One of the problems with understanding the death of Jesus as a sacrifice is that most of us in the Christian world have a very narrow and superficial idea of what sacrifice was about in the ancient world. If we’re going to use the metaphor of sacrifice, we ought at least to use it in a Jewish context, and not emphasize the most pagan elements, such as appeasement.
But again, I would tell Adrian and those in his camp that if this particular metaphor suffices to make them believe that God forgives them, and thus is for them the most precious truth of scripture, then by all means see it as precious and cling to it.

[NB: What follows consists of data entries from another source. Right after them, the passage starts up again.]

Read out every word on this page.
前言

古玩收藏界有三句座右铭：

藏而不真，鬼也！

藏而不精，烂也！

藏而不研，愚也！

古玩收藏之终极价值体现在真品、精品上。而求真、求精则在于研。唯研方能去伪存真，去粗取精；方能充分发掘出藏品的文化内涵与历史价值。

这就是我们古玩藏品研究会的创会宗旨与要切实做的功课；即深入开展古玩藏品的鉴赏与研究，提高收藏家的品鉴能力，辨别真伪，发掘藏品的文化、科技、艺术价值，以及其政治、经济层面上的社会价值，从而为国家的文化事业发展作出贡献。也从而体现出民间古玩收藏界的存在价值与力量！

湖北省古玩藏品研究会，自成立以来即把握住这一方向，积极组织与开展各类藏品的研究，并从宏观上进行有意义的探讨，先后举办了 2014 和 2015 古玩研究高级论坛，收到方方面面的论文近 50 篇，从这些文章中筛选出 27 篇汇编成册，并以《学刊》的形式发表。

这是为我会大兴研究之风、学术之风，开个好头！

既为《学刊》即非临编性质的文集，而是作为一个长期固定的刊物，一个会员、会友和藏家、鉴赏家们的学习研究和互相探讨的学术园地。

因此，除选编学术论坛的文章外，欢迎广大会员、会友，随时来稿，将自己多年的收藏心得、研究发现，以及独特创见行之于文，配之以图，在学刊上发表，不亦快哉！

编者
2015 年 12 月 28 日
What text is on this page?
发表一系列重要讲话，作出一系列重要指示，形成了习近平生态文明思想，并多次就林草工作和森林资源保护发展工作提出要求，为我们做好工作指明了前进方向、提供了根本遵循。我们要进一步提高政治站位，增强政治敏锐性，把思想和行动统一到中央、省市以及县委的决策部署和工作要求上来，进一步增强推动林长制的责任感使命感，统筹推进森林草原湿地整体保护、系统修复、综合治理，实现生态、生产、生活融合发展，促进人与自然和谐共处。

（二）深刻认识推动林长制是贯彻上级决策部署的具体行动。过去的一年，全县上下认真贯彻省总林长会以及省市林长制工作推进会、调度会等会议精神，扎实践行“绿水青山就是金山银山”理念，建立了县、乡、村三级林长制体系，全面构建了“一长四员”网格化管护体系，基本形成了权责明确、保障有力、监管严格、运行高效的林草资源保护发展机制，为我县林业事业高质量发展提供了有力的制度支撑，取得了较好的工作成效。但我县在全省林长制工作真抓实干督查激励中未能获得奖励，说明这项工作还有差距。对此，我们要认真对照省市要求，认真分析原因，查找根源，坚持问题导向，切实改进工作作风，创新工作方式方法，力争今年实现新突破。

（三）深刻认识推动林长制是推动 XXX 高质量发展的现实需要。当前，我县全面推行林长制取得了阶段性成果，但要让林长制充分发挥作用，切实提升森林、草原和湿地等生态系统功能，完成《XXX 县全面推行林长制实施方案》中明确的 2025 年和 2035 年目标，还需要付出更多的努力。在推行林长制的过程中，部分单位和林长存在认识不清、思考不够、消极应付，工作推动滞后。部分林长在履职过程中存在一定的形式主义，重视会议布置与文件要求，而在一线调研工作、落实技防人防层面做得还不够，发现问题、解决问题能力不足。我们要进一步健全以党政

That’s what a good metaphor is about.
But at the same time, realize that this specific formulation isn’t all there is to it, and isn’t necessarily central. Others may find their understanding comes through other metaphors. Metaphors are useful that way–not everybody has to get cozy with every one of them!
But to turn to those on the side of Giles Fraser, don’t throw out the metaphor just because some people have grabbed it as a singular truth. You’re quite right to object to some results of the penal view of the atonement, and even the sacrificial view. But the penal view is only part of the sacrificial view, and the notion of sacrifice is an important part of how theology of the atonement developed and is understood.
It’s a metaphor; it doesn’t tell us everything. It’s not supposed to. But the beauty of metaphors is that you can use many different ones to describe the same thing, with each one giving you additional light and understanding.
In addition, one metaphor provides a corrective for another. When sacrifice or penal substitution leads us to see God as vindictive, we then need to look to other ones to help build our understanding of God.
There is a beauty in the cross, but it’s a beauty that comes through transformation. Jesus took what was disgusting, despicable, and evil, symbolic of the worst of human nature, and transformed it. A symbol can be transformed.
One way to understand that transformation is by the metaphor of sacrifice, but Jesus also transformed the very idea of sacrifice. Fraser alludes to this, but then proceeds to dispose of the metaphor itself. If you dispose of the metaphor of sacrifice, how can you see the transformation? If you dispose of the cross, how will you see God’s transforming power?
If you try to blot out Good Friday, how will you comprehend Easter morning?
his death ‘for’ me – aren’t prepositions wonderful!
I have not tried to express the propitiation issue in my own words based on my own experience – but the metaphor and preposition that I like is ‘in’. I am ‘in’ Christ Jesus and he ‘in’ me. Too good.
I think Tyndale has a nice accuracy in rendering of hilasterion as ‘mercy seat’ – for there is where we meet with him whatever we think of sin and sacrifice. There according to Hebrews is where we are invited to enter into the Holy place through the veil that is to say – his flesh. It is a reality not to be missed and not to be trifled with and of infinite preciousness and value – as Paul writes – this treasure in earthen vessels.
Easter blessings to you
And the 11th commandment is: Thou shalt not make your metaphors into metaphysics.
This is what God says about substitutionary atonement.
1. There is no case by which any man’s life taken by bloodshed is not directly accountable to God.
2. There is only one case of a man’s life taken by bloodshed by which each man too must give God a direct accounting.
Gen. 9:5 NIV
The idea that Jesus was a sacrifice in your place or anyone else’s is a totally false and ludicrous idea.
Are any of you three in the classification of EACH man too? Yes or NO?
That question ought to cut to the chase.
Well, your question might cut to the chase, if it didn’t ignore the idea of metaphor. My contention is, and always has been that substitution is one way of talking about the atonement and not somehow the core meaning. A thing which cannot actually be can nonetheless be useful as a metaphor.
And that ignores the flaws in your premises … but since the conclusion doesn’t follow, I’m not going there right now.